Pour ses trente ans, l’association Surdi84 organise une rencontre autour du handicap et de la surdité, vendredi 1er juin, ouverte au public. Son président et sa vice-présidente, deux Tavellois, témoignent de leurs difficultés.

I y a trente ans, la surdité était assimilée à des personnes retardées”, se souvient Roger Lahille, président de l’association Surdi84, qui regroupe des personnes sourdes et malentendantes dans le Grand Avignon.

“Je ne comprenais que la moitié des mots, alors je passais pour un débile”

10 % de la population

Prothèses et implants

Si les implants, destinés aux sourds sévères sont remboursés, c’est loin d’être le cas des prothèses. “Une seule de mes prothèses coûte 2 000 €, la sécurité sociale me rembourse 125 €, la mutuelle entre 200 % à 250 % du tarif sécu. Le reste est à ma charge !” explique Roger Lahille. “Heureusement, c’est remboursé pour les jeunes jusqu’à l’âge de 20 ans.”

10 % des Français touchés

10 % de la population française est touchée par une surdité légère, moyenne ou sévère”, rappelle Roger Lahille. “Souvent c’est héréditaire. On peut être génétiquement déficient, et la surdité peut se déclencher à 45 -50 ans.” Les traumatismes sonores sont également à l’origine de la surdité. “Quand on écoute la musique trop fort, on perd l’audition et on ne la récupère pas.”

“C’est resté dans les mœurs. Aujourd’hui encore, beaucoup de gens la cachent”. Le sexagénaire tavellois se souvient qu’enfant, il faisait semblant, “je ne comprenais que la moitié des mots, alors je passais pour un débile”, jusqu’à son année de CM2, “mon instit s’en est rendu compte. Aujourd’hui, ça ne pourrait plus arriver. C’est surveillé dès la naissance et on peut poser des implants dès 18 mois”.

Tous les parents ne choisissent pas cette option. “Quand les parents sont sourds et qu’ils parlent la langue des signes, ils ont peur de faire appareiller leur enfant. Mais à 10 ans, c’est déjà trop tard, les aires auditives n’ont pas été stimulées…”

Peu de malentendants pratiquent la langue des signes 

Le président de Surdi84 souligne que “les enfants qui utilisent la langue des signes et qui sont également appareillés développent davantage le langage. De toute manière, il n’y a que 1 % des personnes malentendantes qui pratiquent la langue des signes. Il y a davantage de profs que de malentendants qui la pratiquent !” constate-t-il.

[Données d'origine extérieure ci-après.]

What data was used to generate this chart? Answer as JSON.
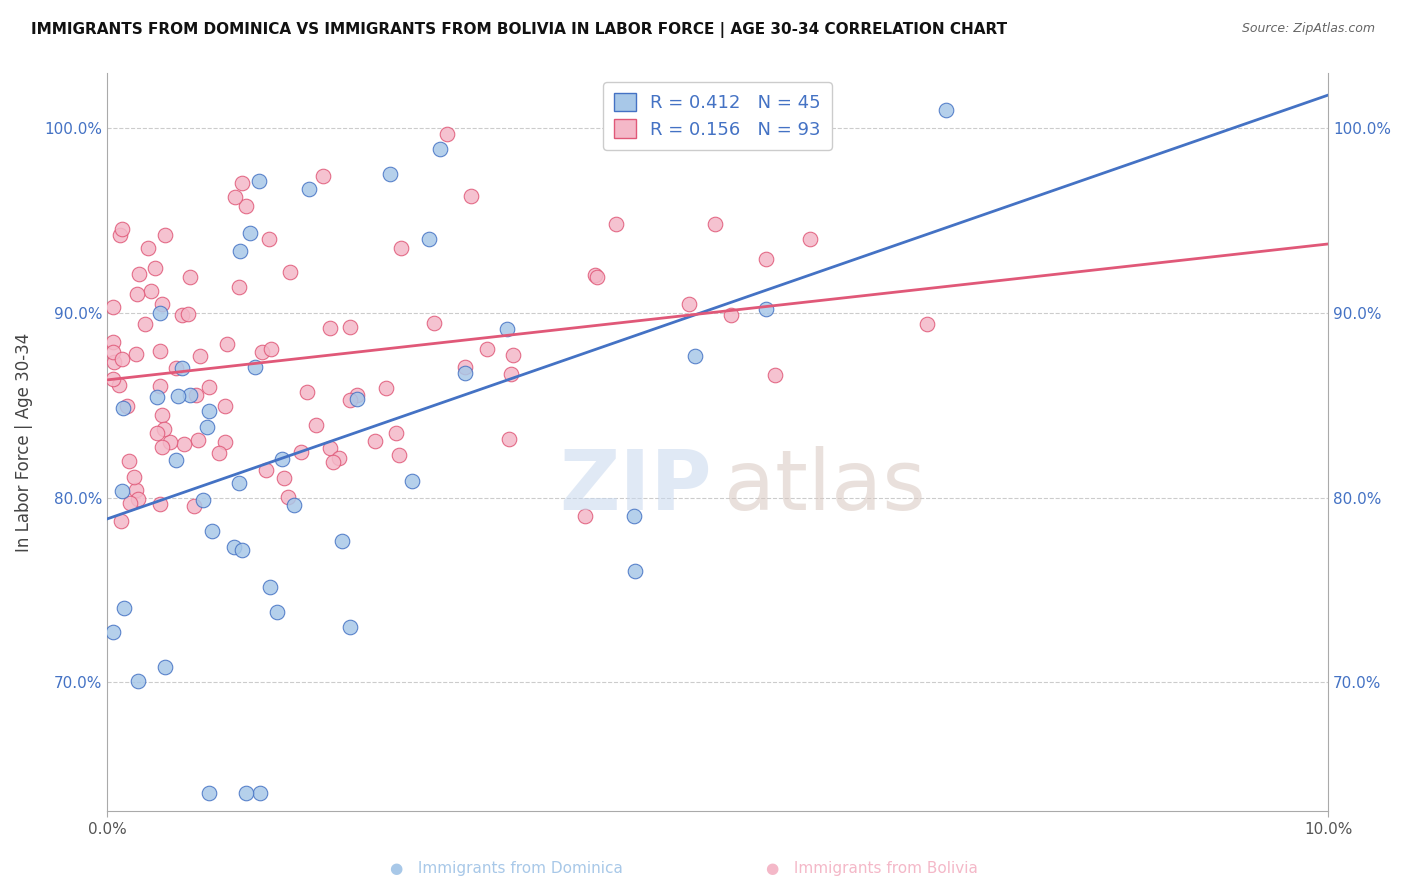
{
  "title": "IMMIGRANTS FROM DOMINICA VS IMMIGRANTS FROM BOLIVIA IN LABOR FORCE | AGE 30-34 CORRELATION CHART",
  "source": "Source: ZipAtlas.com",
  "ylabel": "In Labor Force | Age 30-34",
  "legend_label_1": "Immigrants from Dominica",
  "legend_label_2": "Immigrants from Bolivia",
  "R1": 0.412,
  "N1": 45,
  "R2": 0.156,
  "N2": 93,
  "color_dominica_fill": "#A8C8E8",
  "color_dominica_edge": "#4472C4",
  "color_bolivia_fill": "#F4B8C8",
  "color_bolivia_edge": "#E05878",
  "color_dominica_line": "#4472C4",
  "color_bolivia_line": "#E05878",
  "xlim": [
    0.0,
    10.0
  ],
  "ylim": [
    63.0,
    103.0
  ],
  "yticks": [
    70.0,
    80.0,
    90.0,
    100.0
  ],
  "ytick_labels": [
    "70.0%",
    "80.0%",
    "90.0%",
    "100.0%"
  ],
  "xtick_vals": [
    0.0,
    10.0
  ],
  "xtick_labels": [
    "0.0%",
    "10.0%"
  ],
  "watermark_zip": "ZIP",
  "watermark_atlas": "atlas",
  "grid_color": "#CCCCCC",
  "title_fontsize": 11,
  "tick_fontsize": 11,
  "ylabel_fontsize": 12,
  "legend_fontsize": 13,
  "watermark_fontsize": 60,
  "scatter_size": 110,
  "scatter_alpha": 0.85,
  "line_width": 2.0
}
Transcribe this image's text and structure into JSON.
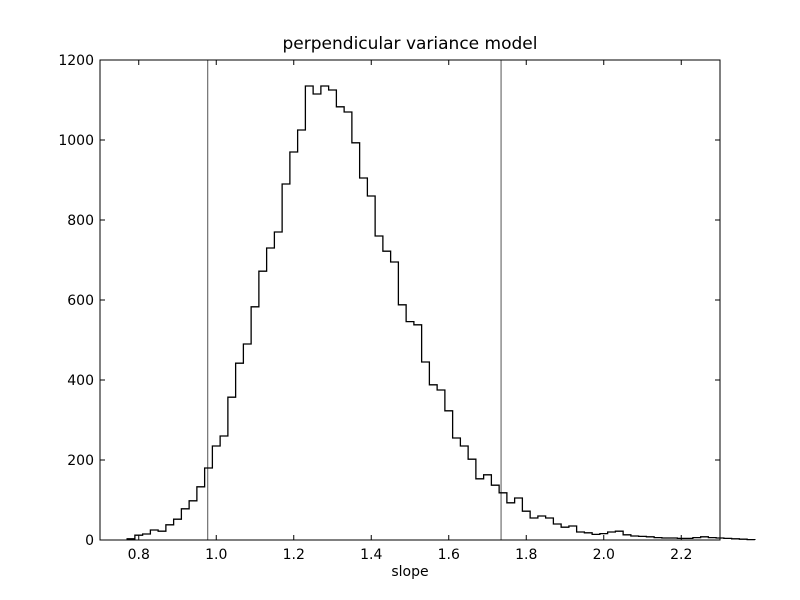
{
  "chart_data": {
    "type": "histogram",
    "title": "perpendicular variance model",
    "xlabel": "slope",
    "ylabel": "",
    "xlim": [
      0.7,
      2.3
    ],
    "ylim": [
      0,
      1200
    ],
    "xticks": [
      0.8,
      1.0,
      1.2,
      1.4,
      1.6,
      1.8,
      2.0,
      2.2
    ],
    "xtick_labels": [
      "0.8",
      "1.0",
      "1.2",
      "1.4",
      "1.6",
      "1.8",
      "2.0",
      "2.2"
    ],
    "yticks": [
      0,
      200,
      400,
      600,
      800,
      1000,
      1200
    ],
    "ytick_labels": [
      "0",
      "200",
      "400",
      "600",
      "800",
      "1000",
      "1200"
    ],
    "grid": false,
    "vertical_lines": [
      0.978,
      1.735
    ],
    "bin_start": 0.77,
    "bin_width": 0.02,
    "counts": [
      3,
      12,
      15,
      25,
      22,
      38,
      52,
      78,
      98,
      133,
      180,
      235,
      260,
      357,
      442,
      490,
      583,
      672,
      730,
      770,
      890,
      970,
      1025,
      1135,
      1115,
      1135,
      1125,
      1083,
      1070,
      993,
      905,
      860,
      760,
      722,
      695,
      588,
      546,
      538,
      445,
      388,
      375,
      323,
      255,
      235,
      202,
      153,
      163,
      137,
      118,
      93,
      105,
      72,
      55,
      60,
      55,
      40,
      32,
      35,
      20,
      18,
      14,
      16,
      20,
      22,
      13,
      10,
      9,
      8,
      6,
      5,
      5,
      4,
      4,
      6,
      8,
      6,
      5,
      4,
      3,
      2,
      1
    ]
  }
}
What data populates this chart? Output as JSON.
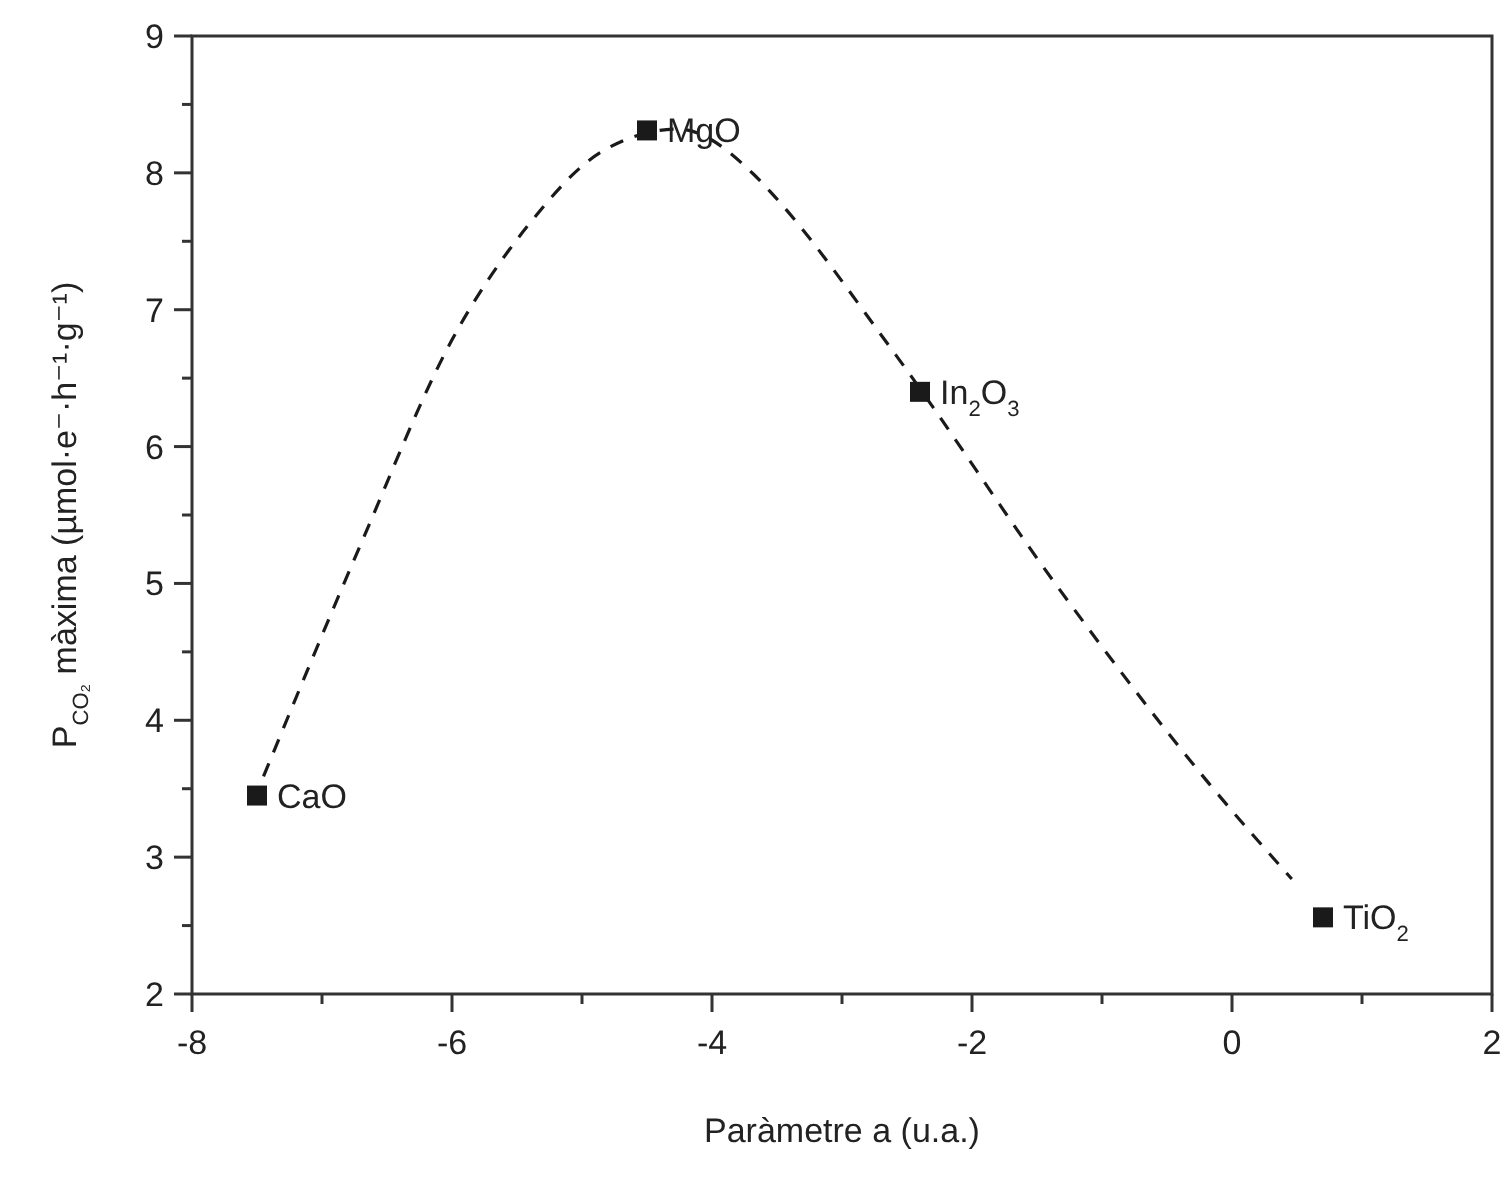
{
  "chart_data": {
    "type": "scatter",
    "xlabel": "Paràmetre a (u.a.)",
    "ylabel": "P$_{CO₂}$ màxima (µmol·e⁻·h⁻¹·g⁻¹)",
    "xlim": [
      -8,
      2
    ],
    "ylim": [
      2,
      9
    ],
    "xticks": [
      -8,
      {
        "value": -7,
        "label": null
      },
      -6,
      {
        "value": -5,
        "label": null
      },
      -4,
      {
        "value": -3,
        "label": null
      },
      -2,
      {
        "value": -1,
        "label": null
      },
      0,
      {
        "value": 1,
        "label": null
      },
      2
    ],
    "yticks": [
      2,
      {
        "value": 2.5,
        "label": null
      },
      3,
      {
        "value": 3.5,
        "label": null
      },
      4,
      {
        "value": 4.5,
        "label": null
      },
      5,
      {
        "value": 5.5,
        "label": null
      },
      6,
      {
        "value": 6.5,
        "label": null
      },
      7,
      {
        "value": 7.5,
        "label": null
      },
      8,
      {
        "value": 8.5,
        "label": null
      },
      9
    ],
    "grid": false,
    "series": [
      {
        "type": "line",
        "color": "#1a1a1a",
        "line_style": "dashed",
        "marker": "none",
        "x": [
          -7.45,
          -6.7,
          -6.0,
          -5.42,
          -4.84,
          -4.26,
          -3.68,
          -3.54,
          -2.61,
          -1.33,
          -0.17,
          0.46
        ],
        "values": [
          3.59,
          5.29,
          6.78,
          7.61,
          8.16,
          8.32,
          7.99,
          7.85,
          6.7,
          4.96,
          3.53,
          2.84
        ]
      },
      {
        "color": "#1a1a1a",
        "marker": "square",
        "x": [
          -7.5,
          -4.5,
          -2.4,
          0.7
        ],
        "values": [
          3.45,
          8.31,
          6.4,
          2.56
        ]
      }
    ],
    "annotations": [
      {
        "text": "CaO",
        "x": -7.5,
        "y": 3.45
      },
      {
        "text": "MgO",
        "x": -4.5,
        "y": 8.31
      },
      {
        "text": "In$_{2}$O$_{3}$",
        "x": -2.4,
        "y": 6.4
      },
      {
        "text": "TiO$_{2}$",
        "x": 0.7,
        "y": 2.56
      }
    ]
  }
}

Le Tavellois, comme la vice-présidente de l’association, Marie-Paule Pelloux, est appareillé. Des prothèses pour ce malentendant, des implants cochléaires pour la Gardoise, “sourde sévère. J’ai pourtant réussi à obtenir un Bac+5 en pharmacie. Mais dès que je suis entrée dans le monde professionnel, ça a été terrible… J’étais discriminée”. Avec la loi sur les quotas de 6 %, pour l’emploi de personnes handicapées, et les nouvelles technologies qui permettent de communiquer par mail plutôt que par téléphone, “ça a changé”.

Lecture labiale

Leur association vise notamment à remettre de la communication là où il n’y en a plus, à travers des cours de lecture labiale avec une orthophoniste spécialisée. “On refuse de s’isoler et de rester dans le monde du silence. On veut se débrouiller dans un milieu normal” expliquent les Tavellois.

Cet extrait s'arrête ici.